Banks Using Taxpayer Bailout Money to Pay Bonuses
In a stunning revelation, Bloomberg is reporting that despite the fact that taxpayers will be spending hundreds of billions of dollars bailing out the banking industry, banking insiders are still on track to receive tens of billions in bonuses. Even more incredible is the fact that these bonuses are coming at a time when shareholder pensions have been crushed, and many of the firms are laying off thousands of employees.
According to the report, both Goldman Sachs and Morgan Stanley are scheduled to pay out bonuses of $6.85 billion and $6.44 billion respectively. That equates to an astounding $210,000 per employee for Goldman and $138,700 per person for Morgan Stanley. And that is despite the fact that Goldman’s profit has fallen 47 percent this year, and the share price is down 53 percent. Morgan Stanley’s earnings have tumbled 41 percent and its shares have shed 69 percent of their value.
But get ready for the real kicker.
Goldman Sachs and Morgan Stanley are each receiving $10 billion from the government as part of the effort to help prop up the financial system.
It is beyond reason that the government would devote so much money to these firms when they are going to turn around and pay out the equivalent of more than 64 percent in bonuses.
Does this make sense? Since when has the government been in the business of funding bankers’ bonuses with taxpayer money? Wall Street’s bankers already receive salaries that range from $80,000 to $600,000 a year.
Why are these two firms getting capital infusions in the first place? How much trouble could these companies really be in if they are still profitable and are planning to pay out billions in bonuses? If they really are in such trouble, why aren’t these banks being forced to use their own bonus money to prop themselves up?
And it is not just Goldman and Morgan that are planning to pay out bonuses. If you can believe it, Bloomberg also reports that defunct Merrill Lynch, the investment bank that the Federal Reserve forced into marriage with Bank of America, will still be paying out $6.7 billion in bonuses. Employees at bankrupt Lehman Brothers will still get bonuses. Employees already have received them at Bear Stearns, the investment bank the Federal Reserve had to lend JP Morgan Chase $29 billion to buy.

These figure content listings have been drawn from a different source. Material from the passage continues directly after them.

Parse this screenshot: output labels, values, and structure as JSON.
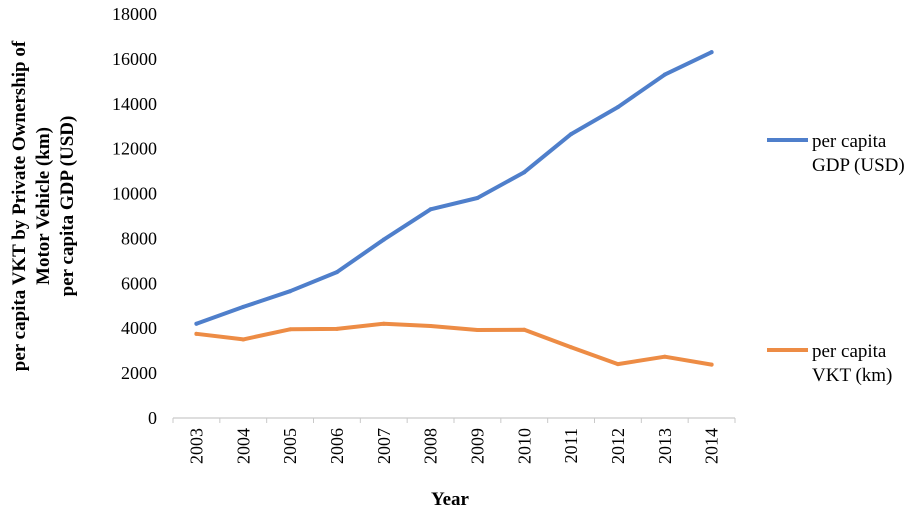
{
  "chart_data": {
    "type": "line",
    "x": [
      "2003",
      "2004",
      "2005",
      "2006",
      "2007",
      "2008",
      "2009",
      "2010",
      "2011",
      "2012",
      "2013",
      "2014"
    ],
    "series": [
      {
        "name": "per capita GDP (USD)",
        "legend_lines": [
          "per capita",
          "GDP (USD)"
        ],
        "color": "#4F7FCB",
        "values": [
          4200,
          4950,
          5650,
          6500,
          7950,
          9300,
          9800,
          10950,
          12650,
          13850,
          15300,
          16300
        ]
      },
      {
        "name": "per capita VKT (km)",
        "legend_lines": [
          " per capita",
          "VKT (km)"
        ],
        "color": "#ED8C45",
        "values": [
          3750,
          3500,
          3950,
          3970,
          4200,
          4100,
          3920,
          3930,
          3150,
          2400,
          2730,
          2380
        ]
      }
    ],
    "y_ticks": [
      "0",
      "2000",
      "4000",
      "6000",
      "8000",
      "10000",
      "12000",
      "14000",
      "16000",
      "18000"
    ],
    "ylim": [
      0,
      18000
    ],
    "xlabel": "Year",
    "ylabel_lines": [
      "per capita VKT by Private Ownership of",
      "Motor Vehicle (km)",
      "per capita GDP (USD)"
    ],
    "grid": false,
    "legend_position": "right"
  }
}
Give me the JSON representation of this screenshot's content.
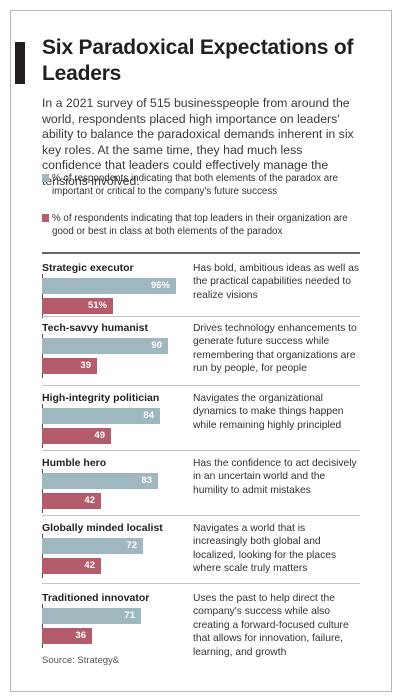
{
  "title": "Six Paradoxical Expectations of Leaders",
  "intro": "In a 2021 survey of 515 businesspeople from around the world, respondents placed high importance on leaders' ability to balance the paradoxical demands inherent in six key roles. At the same time, they had much less confidence that leaders could effectively manage the tensions involved.",
  "colors": {
    "series1": "#9fb7bf",
    "series2": "#b45b6c"
  },
  "source": "Source: Strategy&",
  "chart_data": {
    "type": "bar",
    "orientation": "horizontal",
    "categories": [
      "Strategic executor",
      "Tech-savvy humanist",
      "High-integrity politician",
      "Humble hero",
      "Globally minded localist",
      "Traditioned innovator"
    ],
    "descriptions": [
      "Has bold, ambitious ideas as well as the practical capabilities needed to realize visions",
      "Drives technology enhancements to generate future success while remembering that organizations are run by people, for people",
      "Navigates the organizational dynamics to make things happen while remaining highly principled",
      "Has the confidence to act decisively in an uncertain world and the humility to admit mistakes",
      "Navigates a world that is increasingly both global and localized, looking for the places where scale truly matters",
      "Uses the past to help direct the company's success while also creating a forward-focused culture that allows for innovation, failure, learning, and growth"
    ],
    "series": [
      {
        "name": "% of respondents indicating that both elements of the paradox are important or critical to the company's future success",
        "values": [
          96,
          90,
          84,
          83,
          72,
          71
        ],
        "labels": [
          "96%",
          "90",
          "84",
          "83",
          "72",
          "71"
        ]
      },
      {
        "name": "% of respondents indicating that top leaders in their organization are good or best in class at both elements of the paradox",
        "values": [
          51,
          39,
          49,
          42,
          42,
          36
        ],
        "labels": [
          "51%",
          "39",
          "49",
          "42",
          "42",
          "36"
        ]
      }
    ],
    "xlim": [
      0,
      100
    ]
  }
}
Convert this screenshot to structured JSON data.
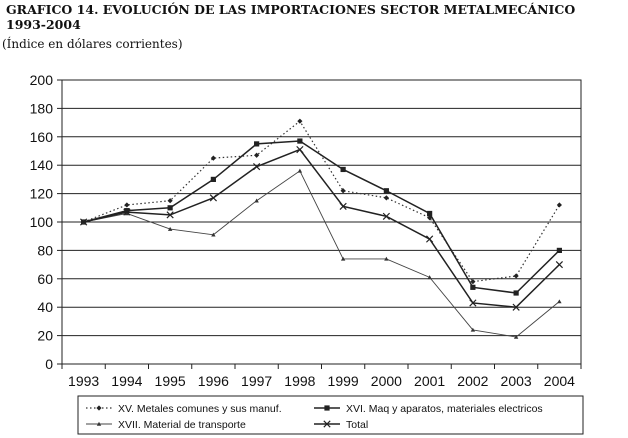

“There is no Wall Street without bonuses,” says Andy Kessler, a former analyst and hedge-fund manager turned author. “The guys who know how to make money are the ones who are in demand. If you want to keep them, you have to pay them something.”
Call me old-fashioned, but when Wall Street excess has become so endemic that the whole system is verging on implosion, and the threat is so severe that a $700 billion taxpayer bailout may not be enough to prevent a global economic crash, then maybe it wouldn’t be such a bad idea to see a whole new set of faces on Wall Street.